Dans son discours, Golda Meir déclare que « le peuple juif se souvient non seulement des méchants, mais aussi de chaque petit détail des entreprises de sauvetage ». Elle compare les Justes parmi les Nations à de petites gouttes d'amour dans un océan de poison et ajoute qu'« ils ont non seulement sauvé des Juifs, mais aussi, ce faisant, restauré l'espoir et la foi en l'esprit humain ».
Les premiers arbres – 1er mai 1962
Les premiers arbres sont plantés avant la création de la Commission de désignation des Justes au début de l'année 1963.

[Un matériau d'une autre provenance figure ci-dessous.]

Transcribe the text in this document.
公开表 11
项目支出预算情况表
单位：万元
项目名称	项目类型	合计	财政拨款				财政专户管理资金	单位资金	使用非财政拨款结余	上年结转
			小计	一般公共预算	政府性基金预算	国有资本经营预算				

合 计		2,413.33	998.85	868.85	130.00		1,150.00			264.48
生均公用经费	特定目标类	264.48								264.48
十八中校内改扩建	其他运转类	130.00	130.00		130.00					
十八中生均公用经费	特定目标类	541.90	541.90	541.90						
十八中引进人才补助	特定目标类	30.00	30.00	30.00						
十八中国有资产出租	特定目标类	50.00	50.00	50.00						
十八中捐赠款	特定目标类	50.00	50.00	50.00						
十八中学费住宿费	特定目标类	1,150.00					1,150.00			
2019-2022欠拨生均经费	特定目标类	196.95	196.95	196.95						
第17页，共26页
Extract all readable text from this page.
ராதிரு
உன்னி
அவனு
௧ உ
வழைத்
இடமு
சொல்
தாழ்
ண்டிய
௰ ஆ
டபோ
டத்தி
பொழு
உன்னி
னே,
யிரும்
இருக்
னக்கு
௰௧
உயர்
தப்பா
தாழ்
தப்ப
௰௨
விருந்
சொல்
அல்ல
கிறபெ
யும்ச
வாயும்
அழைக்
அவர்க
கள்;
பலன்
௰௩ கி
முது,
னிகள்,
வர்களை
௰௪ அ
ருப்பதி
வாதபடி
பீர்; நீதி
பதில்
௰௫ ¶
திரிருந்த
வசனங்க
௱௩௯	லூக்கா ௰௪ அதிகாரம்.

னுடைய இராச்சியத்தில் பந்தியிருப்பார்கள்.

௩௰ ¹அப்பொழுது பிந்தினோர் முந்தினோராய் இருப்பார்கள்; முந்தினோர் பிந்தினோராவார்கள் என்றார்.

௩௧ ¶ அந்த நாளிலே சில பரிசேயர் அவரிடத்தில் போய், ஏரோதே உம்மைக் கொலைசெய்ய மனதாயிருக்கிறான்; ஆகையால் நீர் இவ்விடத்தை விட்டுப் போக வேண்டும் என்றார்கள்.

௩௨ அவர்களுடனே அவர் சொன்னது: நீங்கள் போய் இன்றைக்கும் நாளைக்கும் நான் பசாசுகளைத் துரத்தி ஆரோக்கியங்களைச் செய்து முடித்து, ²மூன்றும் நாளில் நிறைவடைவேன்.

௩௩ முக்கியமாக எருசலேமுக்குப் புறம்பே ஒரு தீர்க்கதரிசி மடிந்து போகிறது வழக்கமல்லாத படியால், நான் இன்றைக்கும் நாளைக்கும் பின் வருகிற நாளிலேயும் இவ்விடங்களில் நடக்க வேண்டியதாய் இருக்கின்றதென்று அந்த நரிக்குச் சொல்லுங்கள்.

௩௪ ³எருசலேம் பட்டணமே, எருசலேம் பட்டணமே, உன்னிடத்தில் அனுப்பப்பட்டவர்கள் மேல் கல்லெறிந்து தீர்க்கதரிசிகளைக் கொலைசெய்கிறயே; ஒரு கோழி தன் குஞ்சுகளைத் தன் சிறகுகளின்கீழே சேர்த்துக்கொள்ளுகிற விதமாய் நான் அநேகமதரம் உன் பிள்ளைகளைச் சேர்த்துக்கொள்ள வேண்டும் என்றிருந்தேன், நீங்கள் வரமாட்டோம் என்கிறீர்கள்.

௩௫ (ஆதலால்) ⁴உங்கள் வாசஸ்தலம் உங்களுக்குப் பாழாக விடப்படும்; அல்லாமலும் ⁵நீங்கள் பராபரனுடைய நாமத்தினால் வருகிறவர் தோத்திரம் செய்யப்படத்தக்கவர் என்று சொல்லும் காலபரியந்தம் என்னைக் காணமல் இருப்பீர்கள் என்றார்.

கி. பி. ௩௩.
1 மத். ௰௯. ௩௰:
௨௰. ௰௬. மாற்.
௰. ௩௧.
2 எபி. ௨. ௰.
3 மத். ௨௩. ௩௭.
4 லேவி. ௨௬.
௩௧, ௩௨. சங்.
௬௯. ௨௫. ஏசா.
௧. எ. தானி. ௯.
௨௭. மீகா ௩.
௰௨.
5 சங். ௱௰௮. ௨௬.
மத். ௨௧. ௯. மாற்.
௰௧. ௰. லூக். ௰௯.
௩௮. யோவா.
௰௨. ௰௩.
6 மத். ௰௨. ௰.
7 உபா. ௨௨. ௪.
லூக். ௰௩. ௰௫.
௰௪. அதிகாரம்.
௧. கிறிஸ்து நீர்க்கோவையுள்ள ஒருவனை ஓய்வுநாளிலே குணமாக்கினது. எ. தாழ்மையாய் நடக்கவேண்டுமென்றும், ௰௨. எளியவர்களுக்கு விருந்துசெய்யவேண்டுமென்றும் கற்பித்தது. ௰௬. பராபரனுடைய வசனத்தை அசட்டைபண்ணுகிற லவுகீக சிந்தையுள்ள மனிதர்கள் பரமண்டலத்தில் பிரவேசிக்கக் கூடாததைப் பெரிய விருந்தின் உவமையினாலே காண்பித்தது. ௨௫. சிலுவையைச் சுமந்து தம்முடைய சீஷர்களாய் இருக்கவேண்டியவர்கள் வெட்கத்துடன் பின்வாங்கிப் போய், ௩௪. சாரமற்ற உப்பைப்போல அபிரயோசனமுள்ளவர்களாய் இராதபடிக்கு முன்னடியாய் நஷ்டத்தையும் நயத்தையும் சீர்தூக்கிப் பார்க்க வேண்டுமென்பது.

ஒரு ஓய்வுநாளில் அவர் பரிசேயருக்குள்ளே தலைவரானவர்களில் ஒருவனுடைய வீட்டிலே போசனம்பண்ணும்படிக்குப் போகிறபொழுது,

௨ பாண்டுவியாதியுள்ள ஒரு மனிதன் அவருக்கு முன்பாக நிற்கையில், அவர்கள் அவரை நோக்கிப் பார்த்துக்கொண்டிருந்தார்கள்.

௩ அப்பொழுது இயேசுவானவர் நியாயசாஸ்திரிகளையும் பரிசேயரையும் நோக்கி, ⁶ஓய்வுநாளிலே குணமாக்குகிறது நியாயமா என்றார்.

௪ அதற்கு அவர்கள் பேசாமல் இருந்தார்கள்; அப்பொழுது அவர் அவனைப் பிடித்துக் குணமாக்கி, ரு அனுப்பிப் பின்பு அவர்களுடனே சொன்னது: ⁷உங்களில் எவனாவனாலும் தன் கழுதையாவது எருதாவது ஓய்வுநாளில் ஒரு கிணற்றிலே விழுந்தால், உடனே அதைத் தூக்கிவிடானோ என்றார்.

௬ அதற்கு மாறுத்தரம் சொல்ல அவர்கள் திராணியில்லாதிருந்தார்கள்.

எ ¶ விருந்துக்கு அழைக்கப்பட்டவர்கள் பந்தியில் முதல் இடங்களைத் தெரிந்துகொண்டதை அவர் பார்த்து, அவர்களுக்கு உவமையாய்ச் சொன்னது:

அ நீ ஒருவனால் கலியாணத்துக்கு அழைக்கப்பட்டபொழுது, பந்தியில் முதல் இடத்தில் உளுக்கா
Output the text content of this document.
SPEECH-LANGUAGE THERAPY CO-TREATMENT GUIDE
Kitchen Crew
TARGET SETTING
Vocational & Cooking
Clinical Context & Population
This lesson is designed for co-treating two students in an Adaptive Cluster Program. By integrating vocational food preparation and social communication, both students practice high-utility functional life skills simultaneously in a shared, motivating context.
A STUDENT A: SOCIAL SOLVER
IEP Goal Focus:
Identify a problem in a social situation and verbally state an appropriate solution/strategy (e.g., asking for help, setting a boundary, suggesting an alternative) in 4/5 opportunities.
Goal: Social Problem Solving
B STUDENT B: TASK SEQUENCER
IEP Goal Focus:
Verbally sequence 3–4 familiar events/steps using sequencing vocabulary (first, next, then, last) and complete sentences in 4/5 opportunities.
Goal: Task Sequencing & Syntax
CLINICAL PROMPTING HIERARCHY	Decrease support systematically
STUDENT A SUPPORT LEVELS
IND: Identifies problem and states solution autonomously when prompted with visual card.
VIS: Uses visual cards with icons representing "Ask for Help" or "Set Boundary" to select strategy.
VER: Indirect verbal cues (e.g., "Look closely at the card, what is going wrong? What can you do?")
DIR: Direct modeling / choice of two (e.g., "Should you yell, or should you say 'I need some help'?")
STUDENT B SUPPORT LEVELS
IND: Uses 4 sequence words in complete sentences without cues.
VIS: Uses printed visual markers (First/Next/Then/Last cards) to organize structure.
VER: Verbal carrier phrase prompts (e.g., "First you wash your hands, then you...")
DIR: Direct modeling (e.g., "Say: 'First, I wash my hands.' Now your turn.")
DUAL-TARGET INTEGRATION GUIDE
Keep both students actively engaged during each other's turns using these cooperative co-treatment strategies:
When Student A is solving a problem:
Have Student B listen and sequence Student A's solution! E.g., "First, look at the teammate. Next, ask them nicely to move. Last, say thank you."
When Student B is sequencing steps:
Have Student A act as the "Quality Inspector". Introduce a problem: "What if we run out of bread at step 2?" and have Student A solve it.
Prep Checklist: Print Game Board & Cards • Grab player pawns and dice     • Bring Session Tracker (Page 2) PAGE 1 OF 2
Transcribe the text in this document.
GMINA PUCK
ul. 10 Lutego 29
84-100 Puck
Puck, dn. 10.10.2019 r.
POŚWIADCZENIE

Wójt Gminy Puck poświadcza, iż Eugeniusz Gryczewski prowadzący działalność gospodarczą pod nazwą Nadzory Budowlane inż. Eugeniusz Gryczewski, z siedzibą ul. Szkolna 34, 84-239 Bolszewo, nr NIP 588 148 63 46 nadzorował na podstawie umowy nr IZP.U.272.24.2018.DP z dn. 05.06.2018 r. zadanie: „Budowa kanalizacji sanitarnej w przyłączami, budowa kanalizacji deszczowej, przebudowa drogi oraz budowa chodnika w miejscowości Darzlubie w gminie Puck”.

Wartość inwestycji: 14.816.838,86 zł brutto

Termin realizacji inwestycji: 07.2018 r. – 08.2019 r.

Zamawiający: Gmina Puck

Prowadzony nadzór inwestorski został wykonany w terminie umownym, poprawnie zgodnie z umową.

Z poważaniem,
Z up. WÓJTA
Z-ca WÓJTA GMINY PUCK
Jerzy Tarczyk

Durant l'occupation allemande, Maria Babich vient en aide à des Juifs enfermés dans le ghetto de Równe (actuelle Rivne) en Volhynie. Babich héberge aussi un bébé juif qu'elle élèvera durant quatre ans, pourvoyant à tous ses besoins. La mère du bébé, Mina Osipow, périt au cours de l'Aktion du 6 novembre 1941, mais son père, Itzhak Osipow, qui sert dans les rangs de l'Armée rouge, retourne à Równe après la guerre et retrouve sa fille Irit en vie, grâce à Babich. Irit est la seule survivante de la famille Osipow élargie. Babich devient membre à part entière de la famille Osipow et émigre avec eux en Israël. Yad Vashem ayant reconnu tout ce que Babich a accompli pendant la guerre, elle sera l'une des premières à planter un arbre dans l'Allée des Justes parmi les Nations. A sa mort en1971, Babich sera inhumée dans le cimetière du couvent de moniales orthodoxes russes situé à Ein Kerem, Jérusalem.
Le 30 mai 1978, Yad Vashem reconnaîtra Maria Babich comme Juste parmi les Nations.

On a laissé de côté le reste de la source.